Topstitching is one of those sewing tasks that can seem daunting. Your stitches on full display, whether they are straight or wonky, along a straight tangent or veering off track. For me, they tend to be a hit or miss enigma. So, I decided to do a little research into how to get perfect topstitching and I will share that here with you.
To start, we need to know that a topstitch is a stitch that is both functional and decorative. It can elevate the look of a garment from ordinary to WOW! Not only are they beautiful to look at, top stitching helps hold your facings in place, strengthen seams, and allows seams to sit flat.
If you are joining us for the Laura Dress sewalong, topstitching is essential to the look of your garment. It helps to pronounce the beauty of the center back and armhole seam and anchors down the neckline facing. Also check out other Rebecca Page patterns which would benefit from amazing top stitching like the Kingston, Jo, Joe, and Joey… etc…etc
Let’s Get Topstitching
Your choice of thread is going to be a focal point of your stitch. Use the best quality you can get your hands on. Where possible, use a topstitching thread. Seen below as the thicker thread, this allows your amazing topstitching to stand out even more. If you are using all purpose poly/cotton thread, be sure to use the best one you can because the sheen of a good quality thread will lift your work up to new heights.

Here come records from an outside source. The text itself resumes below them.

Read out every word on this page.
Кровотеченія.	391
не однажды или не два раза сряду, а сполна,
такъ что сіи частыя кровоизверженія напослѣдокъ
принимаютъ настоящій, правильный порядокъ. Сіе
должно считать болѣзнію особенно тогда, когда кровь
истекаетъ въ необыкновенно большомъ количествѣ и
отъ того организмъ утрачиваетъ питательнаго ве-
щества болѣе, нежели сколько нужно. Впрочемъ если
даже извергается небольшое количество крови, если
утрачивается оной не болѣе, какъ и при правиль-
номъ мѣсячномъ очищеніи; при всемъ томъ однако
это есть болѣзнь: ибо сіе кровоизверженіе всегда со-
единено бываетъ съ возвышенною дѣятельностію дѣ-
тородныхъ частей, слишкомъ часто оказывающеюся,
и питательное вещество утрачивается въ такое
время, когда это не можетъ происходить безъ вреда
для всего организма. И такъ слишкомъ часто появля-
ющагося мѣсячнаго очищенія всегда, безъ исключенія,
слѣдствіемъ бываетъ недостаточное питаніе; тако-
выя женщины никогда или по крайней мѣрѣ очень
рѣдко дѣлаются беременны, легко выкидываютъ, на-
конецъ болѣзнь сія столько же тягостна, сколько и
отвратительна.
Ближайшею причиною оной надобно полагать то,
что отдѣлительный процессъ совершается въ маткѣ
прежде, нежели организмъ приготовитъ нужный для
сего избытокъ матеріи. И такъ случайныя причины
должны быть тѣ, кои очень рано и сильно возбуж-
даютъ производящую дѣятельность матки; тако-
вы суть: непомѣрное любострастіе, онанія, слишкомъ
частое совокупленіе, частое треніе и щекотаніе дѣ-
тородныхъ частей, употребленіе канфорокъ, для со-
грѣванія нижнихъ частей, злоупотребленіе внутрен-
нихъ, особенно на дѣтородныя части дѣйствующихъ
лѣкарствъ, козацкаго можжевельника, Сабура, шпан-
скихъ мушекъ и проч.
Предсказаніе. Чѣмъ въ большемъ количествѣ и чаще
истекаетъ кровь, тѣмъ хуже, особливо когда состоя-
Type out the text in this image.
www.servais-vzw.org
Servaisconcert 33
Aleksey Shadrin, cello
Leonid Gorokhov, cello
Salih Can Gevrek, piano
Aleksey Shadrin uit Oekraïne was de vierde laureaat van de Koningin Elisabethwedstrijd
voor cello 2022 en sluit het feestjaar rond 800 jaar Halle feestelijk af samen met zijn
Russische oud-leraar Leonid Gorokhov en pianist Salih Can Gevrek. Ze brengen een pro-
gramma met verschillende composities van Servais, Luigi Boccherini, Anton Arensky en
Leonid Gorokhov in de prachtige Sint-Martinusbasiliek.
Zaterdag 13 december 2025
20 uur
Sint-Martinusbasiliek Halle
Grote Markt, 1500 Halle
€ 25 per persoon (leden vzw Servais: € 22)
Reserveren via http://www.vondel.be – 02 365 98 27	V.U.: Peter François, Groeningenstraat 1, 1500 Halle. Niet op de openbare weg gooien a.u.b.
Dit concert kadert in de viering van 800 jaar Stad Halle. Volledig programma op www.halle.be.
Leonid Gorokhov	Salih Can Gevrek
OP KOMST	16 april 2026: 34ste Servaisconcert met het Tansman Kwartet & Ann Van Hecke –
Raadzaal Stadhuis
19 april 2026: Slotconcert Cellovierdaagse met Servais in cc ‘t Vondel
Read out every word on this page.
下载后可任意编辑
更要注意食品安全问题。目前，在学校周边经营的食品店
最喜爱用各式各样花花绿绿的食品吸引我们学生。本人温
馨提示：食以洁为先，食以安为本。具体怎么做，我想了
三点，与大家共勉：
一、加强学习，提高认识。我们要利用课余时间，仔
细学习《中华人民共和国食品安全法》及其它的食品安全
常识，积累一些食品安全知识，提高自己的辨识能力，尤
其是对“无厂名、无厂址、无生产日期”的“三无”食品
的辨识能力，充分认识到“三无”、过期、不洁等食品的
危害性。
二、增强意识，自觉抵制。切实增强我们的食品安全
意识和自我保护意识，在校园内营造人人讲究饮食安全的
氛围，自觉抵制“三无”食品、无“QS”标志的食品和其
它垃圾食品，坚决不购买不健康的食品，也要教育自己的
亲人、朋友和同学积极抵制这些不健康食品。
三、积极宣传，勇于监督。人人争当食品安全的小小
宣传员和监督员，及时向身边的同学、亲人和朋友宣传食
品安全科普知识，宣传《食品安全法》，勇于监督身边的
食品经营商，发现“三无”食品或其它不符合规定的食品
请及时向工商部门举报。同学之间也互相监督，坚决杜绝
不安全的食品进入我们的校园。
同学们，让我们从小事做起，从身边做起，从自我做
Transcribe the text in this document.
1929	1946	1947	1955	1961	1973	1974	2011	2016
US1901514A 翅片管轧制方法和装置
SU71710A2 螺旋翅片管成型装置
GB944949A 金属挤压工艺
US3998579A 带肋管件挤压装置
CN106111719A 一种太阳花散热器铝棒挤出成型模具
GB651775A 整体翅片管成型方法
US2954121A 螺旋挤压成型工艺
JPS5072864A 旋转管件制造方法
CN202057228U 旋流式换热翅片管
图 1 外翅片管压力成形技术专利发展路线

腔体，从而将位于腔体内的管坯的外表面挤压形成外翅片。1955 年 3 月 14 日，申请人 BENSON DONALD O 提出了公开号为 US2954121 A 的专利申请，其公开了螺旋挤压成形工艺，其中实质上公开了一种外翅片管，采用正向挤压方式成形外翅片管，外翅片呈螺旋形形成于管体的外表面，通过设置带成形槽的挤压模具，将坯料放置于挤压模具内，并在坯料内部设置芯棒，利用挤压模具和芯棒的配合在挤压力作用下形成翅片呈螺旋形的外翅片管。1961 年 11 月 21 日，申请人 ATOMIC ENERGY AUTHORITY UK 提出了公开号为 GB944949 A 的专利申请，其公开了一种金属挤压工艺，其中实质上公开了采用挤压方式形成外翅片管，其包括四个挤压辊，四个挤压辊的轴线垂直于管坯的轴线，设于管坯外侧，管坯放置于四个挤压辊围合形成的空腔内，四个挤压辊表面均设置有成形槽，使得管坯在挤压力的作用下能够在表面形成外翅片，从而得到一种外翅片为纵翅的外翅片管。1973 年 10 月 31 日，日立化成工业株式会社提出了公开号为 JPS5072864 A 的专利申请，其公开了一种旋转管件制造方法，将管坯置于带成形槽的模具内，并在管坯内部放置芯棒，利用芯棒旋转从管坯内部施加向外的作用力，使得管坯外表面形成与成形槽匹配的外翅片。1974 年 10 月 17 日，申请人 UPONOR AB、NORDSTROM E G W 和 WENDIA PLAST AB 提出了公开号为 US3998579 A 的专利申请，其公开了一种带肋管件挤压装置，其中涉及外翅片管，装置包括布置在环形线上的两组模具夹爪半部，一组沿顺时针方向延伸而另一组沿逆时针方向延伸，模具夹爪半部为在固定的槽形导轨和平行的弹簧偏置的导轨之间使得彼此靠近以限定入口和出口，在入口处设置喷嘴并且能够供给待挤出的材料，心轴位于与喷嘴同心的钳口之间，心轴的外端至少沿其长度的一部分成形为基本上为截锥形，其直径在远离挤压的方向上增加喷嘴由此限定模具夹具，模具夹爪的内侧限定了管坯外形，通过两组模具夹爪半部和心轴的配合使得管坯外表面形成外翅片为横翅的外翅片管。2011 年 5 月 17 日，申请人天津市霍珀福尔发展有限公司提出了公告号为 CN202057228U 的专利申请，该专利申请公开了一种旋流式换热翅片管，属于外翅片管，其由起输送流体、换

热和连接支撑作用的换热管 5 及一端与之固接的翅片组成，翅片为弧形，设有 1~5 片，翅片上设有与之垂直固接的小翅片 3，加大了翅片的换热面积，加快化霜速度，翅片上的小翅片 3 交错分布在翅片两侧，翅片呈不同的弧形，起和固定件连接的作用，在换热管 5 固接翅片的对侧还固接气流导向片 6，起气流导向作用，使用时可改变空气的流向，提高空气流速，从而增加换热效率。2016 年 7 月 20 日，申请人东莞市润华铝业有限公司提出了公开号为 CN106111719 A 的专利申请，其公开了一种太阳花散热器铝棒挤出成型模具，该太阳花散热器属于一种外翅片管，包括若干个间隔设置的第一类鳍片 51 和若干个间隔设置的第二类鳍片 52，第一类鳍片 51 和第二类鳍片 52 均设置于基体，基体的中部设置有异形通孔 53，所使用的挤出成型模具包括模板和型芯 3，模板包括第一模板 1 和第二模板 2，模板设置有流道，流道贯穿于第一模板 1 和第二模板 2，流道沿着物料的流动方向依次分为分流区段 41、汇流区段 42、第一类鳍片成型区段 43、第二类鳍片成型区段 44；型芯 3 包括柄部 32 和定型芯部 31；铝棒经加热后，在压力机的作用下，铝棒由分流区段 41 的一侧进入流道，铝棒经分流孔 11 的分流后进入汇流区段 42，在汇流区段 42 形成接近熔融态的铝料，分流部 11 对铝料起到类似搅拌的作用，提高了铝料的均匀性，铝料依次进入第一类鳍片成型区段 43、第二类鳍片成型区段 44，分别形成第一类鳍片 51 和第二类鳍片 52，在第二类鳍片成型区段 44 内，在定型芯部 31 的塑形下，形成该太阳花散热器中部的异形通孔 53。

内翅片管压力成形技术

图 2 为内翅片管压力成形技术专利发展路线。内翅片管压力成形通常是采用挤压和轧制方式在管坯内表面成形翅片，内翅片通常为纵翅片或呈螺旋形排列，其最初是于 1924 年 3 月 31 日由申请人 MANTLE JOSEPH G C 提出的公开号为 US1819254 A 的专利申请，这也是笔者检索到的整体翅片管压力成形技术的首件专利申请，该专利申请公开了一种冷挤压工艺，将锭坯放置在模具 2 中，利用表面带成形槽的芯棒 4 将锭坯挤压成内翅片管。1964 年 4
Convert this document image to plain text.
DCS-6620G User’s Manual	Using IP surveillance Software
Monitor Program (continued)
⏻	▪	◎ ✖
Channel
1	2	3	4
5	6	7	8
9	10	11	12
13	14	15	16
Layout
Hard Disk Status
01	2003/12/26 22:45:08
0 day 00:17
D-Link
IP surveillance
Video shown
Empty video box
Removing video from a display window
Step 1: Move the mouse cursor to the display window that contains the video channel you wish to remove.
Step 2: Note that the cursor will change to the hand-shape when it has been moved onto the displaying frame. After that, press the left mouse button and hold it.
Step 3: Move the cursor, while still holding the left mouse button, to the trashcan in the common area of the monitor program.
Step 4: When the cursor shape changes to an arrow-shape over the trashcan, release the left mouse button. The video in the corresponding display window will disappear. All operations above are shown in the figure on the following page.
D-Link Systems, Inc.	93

Another consideration to your choice of threads is the type of fabric you are sewing. A heavier weight fabric like denim or corduroy will benefit from topstitching in a topstitch weight thread, whereas lighter, drapier fabrics like lawn and rayon would not. They would look better with an all-purpose thread.
Also on threads, you have a choice between a thread colour that matches your fabric and one that is complementary. A contrasting shade is eye-catching and added incentive to attempt neat topstitching. I sometimes tend to topstitch in a shade that’s close to the colour of my garment when I am uncertain of its outcome. This is perfectly alright. Making an attempt is what matters most.
Depending on the thread you have chosen in option 1, you would want to select the appropriate needle. Most brands of needles carry a topstitching needle option. As seen below, these come with a larger eye made specifically to accommodate the topstitching width thread which is thicker in diameter.
Alternately, a twin needle is an excellent tool for some amazing topstitches.
When your stitches don’t turn out looking good, tension is usually the culprit. And its difficult to pinpoint what your ideal tension should be because each machine is different. Play around with your settings to see which one suits your purpose best. Its essential to always test your topstitching with the exact thread, needle, and fabric that you will be using. I would emphasise here that the fabric needs to be the same (a scrap piece of course; those pattern offcuts work perfect here) to emulate the result that you will see on your garment. The reason this is so is because different fabrics respond to topstitching differently. Denim would need a different setting than would lawn.
- Stitch Length
Generally for topstitching, I prefer to use a stitch length of 4.0 This is larger than what I use to sew in seams because the intention of topstitching in most areas is to add detail and a larger stitch length displays this detail better than a shorter one.
When starting and stopping your topstitch, do not backstitch to lock the seam in. Choose instead to knot the loose threads on the wrong side of the fabric to ensure a cleaner finish.
Here are some additional tips that will help you achieve your desired result.
- Always base your sewing line on a visual marker. Mine tends to be the seamline that binds the two pieces together, or the edge of the fabric. If the area you are planning to topstitch does not have a visual marker, you could use a presser foot that has a length indication or you could draw your topstitch seam line in with a washable fabric pen or tailoring chalk prior to sewing.
- When you press topstitched areas, be sure to gently lift and press your iron rather than dragging it across the surface of the fabric. I tend to prefer to lift my iron away from the surface of the topstitching, especially in small areas of work, with the steam function turned on at full effect and steam iron the topstitching instead. Alternatively, you could use a pressing cloth to make sure you don’t accidently damage your hard work.
- Practice, practice practice. Whenever you can, make it a point to practice your stitches and you will find that you will get better in time.